I can trace my new book “The Granddaughter Necklace” to a Sunday afternoon with my maternal grandmother, Mildred, in her home in Southeast Washington, D.C. I was on the couch and my grandmother had taken a seat on the bottom of the staircase. Without introduction, in a quiet voice, she told me the story of her life in three sentences. Not the story of her life in all its details, but that story which, I believe for her, was most significant.
“When I was six-years-old, my family gave me away. They sent me away to live with relatives. But when I went home to visit, my family treated me like I was a princess.”
That’s all she said. But in that moment, there was much more conveyed. Her quiet voice and the look in her eyes told me that in her early childhood she’d suffered, something I would never have guessed by her usually upbeat demeanor. I did know that she’d come from a family of thirteen children. What I hadn’t imagined is that they were poor, a fact I was able to gather when she told me this story. Confiding her story in me that day was an act of trust on the part of my proud grandmother. It was also a gift of love. I never forgot the moment. Many years into the future, this life story of my grandmother would become my chief inspiration for writing “The Granddaughter Necklace.”

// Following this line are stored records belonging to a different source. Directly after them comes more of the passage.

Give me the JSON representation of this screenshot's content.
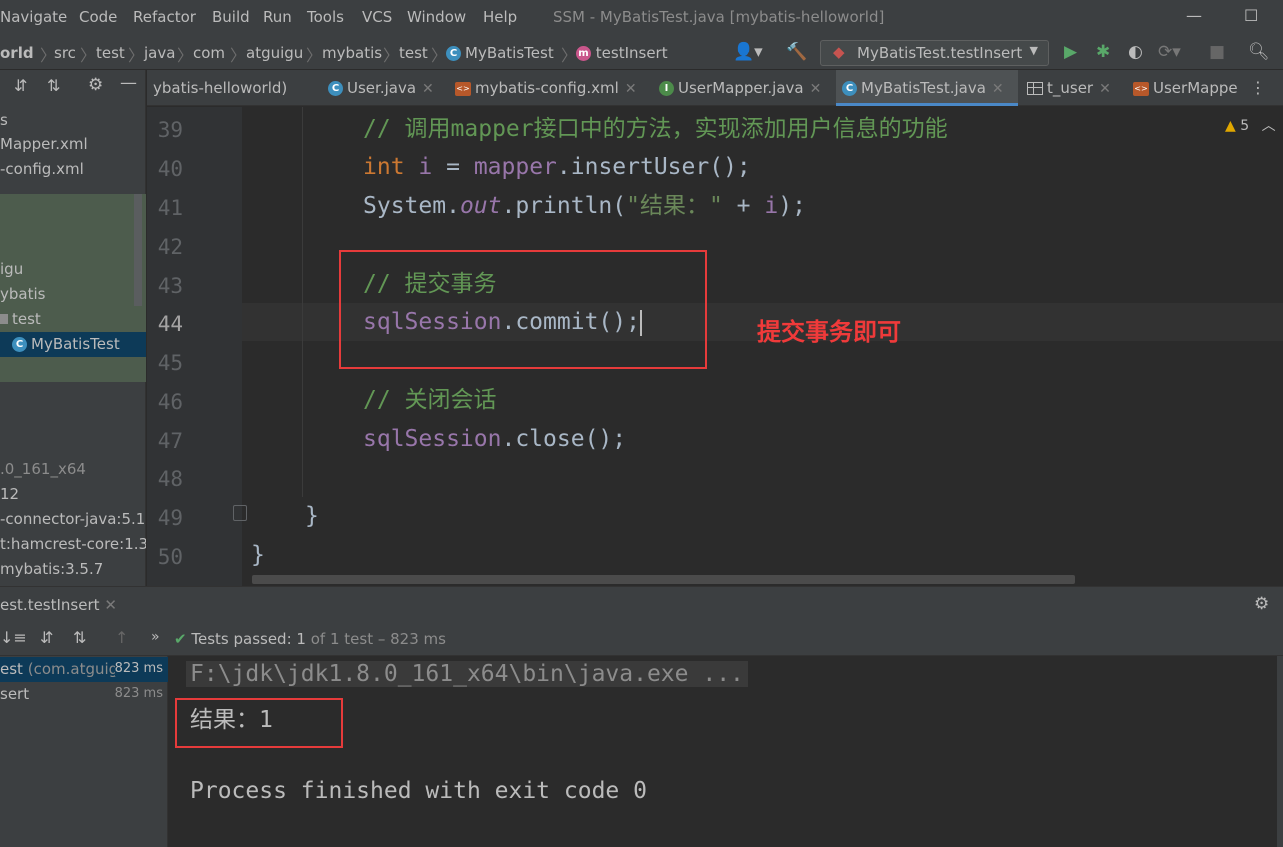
{
  "menu": {
    "items": [
      "Navigate",
      "Code",
      "Refactor",
      "Build",
      "Run",
      "Tools",
      "VCS",
      "Window",
      "Help"
    ],
    "window_title": "SSM - MyBatisTest.java [mybatis-helloworld]"
  },
  "breadcrumb": {
    "items": [
      "orld",
      "src",
      "test",
      "java",
      "com",
      "atguigu",
      "mybatis",
      "test",
      "MyBatisTest",
      "testInsert"
    ]
  },
  "run_config": {
    "label": "MyBatisTest.testInsert"
  },
  "project_tree": {
    "items": [
      "s",
      "Mapper.xml",
      "-config.xml",
      "igu",
      "ybatis",
      "test",
      "MyBatisTest",
      ".0_161_x64",
      "12",
      "-connector-java:5.1.",
      "t:hamcrest-core:1.3",
      "mybatis:3.5.7"
    ]
  },
  "editor_tabs": [
    {
      "label": "ybatis-helloworld)",
      "icon": "module-icon"
    },
    {
      "label": "User.java",
      "icon": "class-icon"
    },
    {
      "label": "mybatis-config.xml",
      "icon": "xml-icon"
    },
    {
      "label": "UserMapper.java",
      "icon": "interface-icon"
    },
    {
      "label": "MyBatisTest.java",
      "icon": "class-icon",
      "active": true
    },
    {
      "label": "t_user",
      "icon": "table-icon"
    },
    {
      "label": "UserMappe",
      "icon": "xml-icon"
    }
  ],
  "editor": {
    "warnings": "5",
    "line_numbers": [
      "39",
      "40",
      "41",
      "42",
      "43",
      "44",
      "45",
      "46",
      "47",
      "48",
      "49",
      "50"
    ],
    "lines": {
      "l39_comment": "// 调用mapper接口中的方法，实现添加用户信息的功能",
      "l40_kw": "int",
      "l40_var": "i",
      "l40_eq": " = ",
      "l40_obj": "mapper",
      "l40_rest": ".insertUser();",
      "l41_a": "System.",
      "l41_out": "out",
      "l41_b": ".println(",
      "l41_str": "\"结果：\"",
      "l41_c": " + ",
      "l41_var": "i",
      "l41_d": ");",
      "l43_comment": "// 提交事务",
      "l44_obj": "sqlSession",
      "l44_rest": ".commit();",
      "l46_comment": "// 关闭会话",
      "l47_obj": "sqlSession",
      "l47_rest": ".close();",
      "l49": "}",
      "l50": "}"
    },
    "annotation": "提交事务即可"
  },
  "run_panel": {
    "tab_label": "est.testInsert",
    "status_passed": "Tests passed:",
    "status_count": "1",
    "status_rest": "of 1 test – 823 ms",
    "tree": [
      {
        "label": "est",
        "sub": "(com.atguig",
        "time": "823 ms"
      },
      {
        "label": "sert",
        "sub": "",
        "time": "823 ms"
      }
    ],
    "console": {
      "cmd": "F:\\jdk\\jdk1.8.0_161_x64\\bin\\java.exe ...",
      "result": "结果：1",
      "exit": "Process finished with exit code 0"
    }
  }
}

It would be too easy to say that the book’s entire conception had only to do with my grandmother’s story. But the narrative also contains family stories collected from other relatives. In the text I also use a naming device, borrowed not only from the Bible but from a powerful experience I had as a young actress one season with The Women’s Experimental Theater in New York. In a play called “Electra Speaks,” conceived and directed by Roberta Sklar and Sondra Segal, the director Roberta instructed the all- female cast to step forward at the start of the show and introduce themselves to the audience as part of a female line. Naming the women in my line for as far back as I could remember was a powerful and formative experience. Mingled in with this experience was the statement I made at the end of my introduction, that I was also “the daughter of a woman from Africa,” whose name I didn’t know. As a light skinned African American, most strangers couldn’t read the culture that I came from by looking at me. The chance to say it out loud in a play was transformative. Though the language I used in “The Granddaughter Necklace” is somewhat different, the device of naming remains a key element. Years later I would discover that my female line doesn’t go back to African but to Ireland! The story of my Irish third great grandmother Frances is also now part of “The Granddaughter Necklace.”

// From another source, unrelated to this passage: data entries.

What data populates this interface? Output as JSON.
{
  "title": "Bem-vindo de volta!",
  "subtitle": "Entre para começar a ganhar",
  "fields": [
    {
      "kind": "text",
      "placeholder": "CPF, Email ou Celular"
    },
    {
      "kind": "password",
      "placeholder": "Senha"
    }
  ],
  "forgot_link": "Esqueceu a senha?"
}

In developing a story, a writer can be led by a number of things: storyline, character, theme. I’m sure we can add more to that list. In the case of “The Granddaughter Necklace” my driving force had to do with heart. Since the stories are based on actual oral tradition, I didn’t have to invent much in terms of plot. I’d already decided that the women would each have two things: a childhood story and a daughter and all of those were actual. When I began to put words on the page, my energy came not from the excitement of the idea but the feelings I experienced writing about the people in my family. The book was a labor of love.

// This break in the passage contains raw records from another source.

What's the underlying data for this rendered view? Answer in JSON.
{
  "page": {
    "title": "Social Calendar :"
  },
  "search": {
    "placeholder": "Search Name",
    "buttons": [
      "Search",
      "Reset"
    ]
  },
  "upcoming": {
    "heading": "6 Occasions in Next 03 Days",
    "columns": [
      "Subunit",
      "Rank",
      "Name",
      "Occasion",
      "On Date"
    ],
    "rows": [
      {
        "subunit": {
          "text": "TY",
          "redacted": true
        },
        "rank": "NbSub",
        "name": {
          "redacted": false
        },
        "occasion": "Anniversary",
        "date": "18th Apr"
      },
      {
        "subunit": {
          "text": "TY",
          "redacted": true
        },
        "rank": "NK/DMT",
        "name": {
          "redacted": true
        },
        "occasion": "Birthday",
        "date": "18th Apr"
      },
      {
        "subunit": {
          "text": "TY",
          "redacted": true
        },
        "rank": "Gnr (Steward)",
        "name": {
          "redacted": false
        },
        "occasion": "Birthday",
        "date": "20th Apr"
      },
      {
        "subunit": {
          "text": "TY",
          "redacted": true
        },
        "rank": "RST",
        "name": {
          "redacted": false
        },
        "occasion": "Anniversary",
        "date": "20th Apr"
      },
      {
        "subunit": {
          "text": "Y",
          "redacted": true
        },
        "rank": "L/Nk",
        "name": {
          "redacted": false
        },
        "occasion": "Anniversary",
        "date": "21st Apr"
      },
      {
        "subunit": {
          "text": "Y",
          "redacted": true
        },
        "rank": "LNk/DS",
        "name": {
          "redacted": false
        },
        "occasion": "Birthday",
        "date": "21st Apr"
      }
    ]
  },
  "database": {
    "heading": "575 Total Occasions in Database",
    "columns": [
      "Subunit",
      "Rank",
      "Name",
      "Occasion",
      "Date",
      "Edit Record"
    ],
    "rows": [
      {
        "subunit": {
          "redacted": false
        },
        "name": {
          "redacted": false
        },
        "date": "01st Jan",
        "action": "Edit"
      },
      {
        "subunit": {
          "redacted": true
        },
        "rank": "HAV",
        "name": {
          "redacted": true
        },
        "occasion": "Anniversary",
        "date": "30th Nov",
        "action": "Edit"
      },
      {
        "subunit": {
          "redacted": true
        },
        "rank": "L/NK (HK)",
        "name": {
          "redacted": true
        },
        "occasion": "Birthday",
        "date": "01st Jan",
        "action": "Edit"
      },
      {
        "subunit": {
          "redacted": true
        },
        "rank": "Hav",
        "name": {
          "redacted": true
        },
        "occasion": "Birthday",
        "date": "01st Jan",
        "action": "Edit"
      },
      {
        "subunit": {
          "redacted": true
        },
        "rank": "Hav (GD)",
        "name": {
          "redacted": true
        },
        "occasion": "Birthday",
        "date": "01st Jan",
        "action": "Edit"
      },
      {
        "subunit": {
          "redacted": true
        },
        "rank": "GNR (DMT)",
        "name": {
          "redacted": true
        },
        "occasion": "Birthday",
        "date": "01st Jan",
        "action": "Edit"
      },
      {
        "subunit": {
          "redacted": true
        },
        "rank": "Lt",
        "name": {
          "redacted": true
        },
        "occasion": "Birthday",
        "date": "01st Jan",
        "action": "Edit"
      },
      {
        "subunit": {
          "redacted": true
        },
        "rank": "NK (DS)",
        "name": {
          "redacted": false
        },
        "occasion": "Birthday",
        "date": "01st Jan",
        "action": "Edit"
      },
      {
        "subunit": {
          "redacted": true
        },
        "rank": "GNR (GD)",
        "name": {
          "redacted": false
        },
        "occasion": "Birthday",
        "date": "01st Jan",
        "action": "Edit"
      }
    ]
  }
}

Common sense dictates that a book called “The Granddaughter Necklace” has to contain a necklace. The fact is that the first draft of the book did not have a necklace at all and obviously had a different title. My first draft was simply a series of various stories “handed down” from mother to daughter.. When my editor Arthur A. Levine read this first draft, he suggested that the stories needed something to make them cohere, maybe some sort of “object.” Two drafts later, the idea of a necklace came to me. I owned a string of crystals that had been worn by my mother and grandmother. Imagining that the other women in my family had worn this same necklace was an easy step to take. Now incorporated into the text, the necklace has become a perfect metaphor for the family stories I’ve strung together. The necklace, like the stories, is handed down from mother to daughter. Appearing In Bagram ibatoulline’s illustrations, the necklace has become a luminous and striking visual that the reader looks forward to discovering on page after page.
Last week I received an email from a mother who’d given “The Granddaughter Necklace” to her daughter. She wrote that she had tears in her eyes when she was reading the part of the book where “Mildred was sent away from home.” Mildred was my grandmother, long since buried, the one who told me that she’d been given away at the age of six by her family. With the publication of her story in “The Granddaughter Necklace,” I feel I’ve done my best by her. When I was a child, she gave me so much. Preserving her memory in a book was the best I could offer. I think she would have liked it.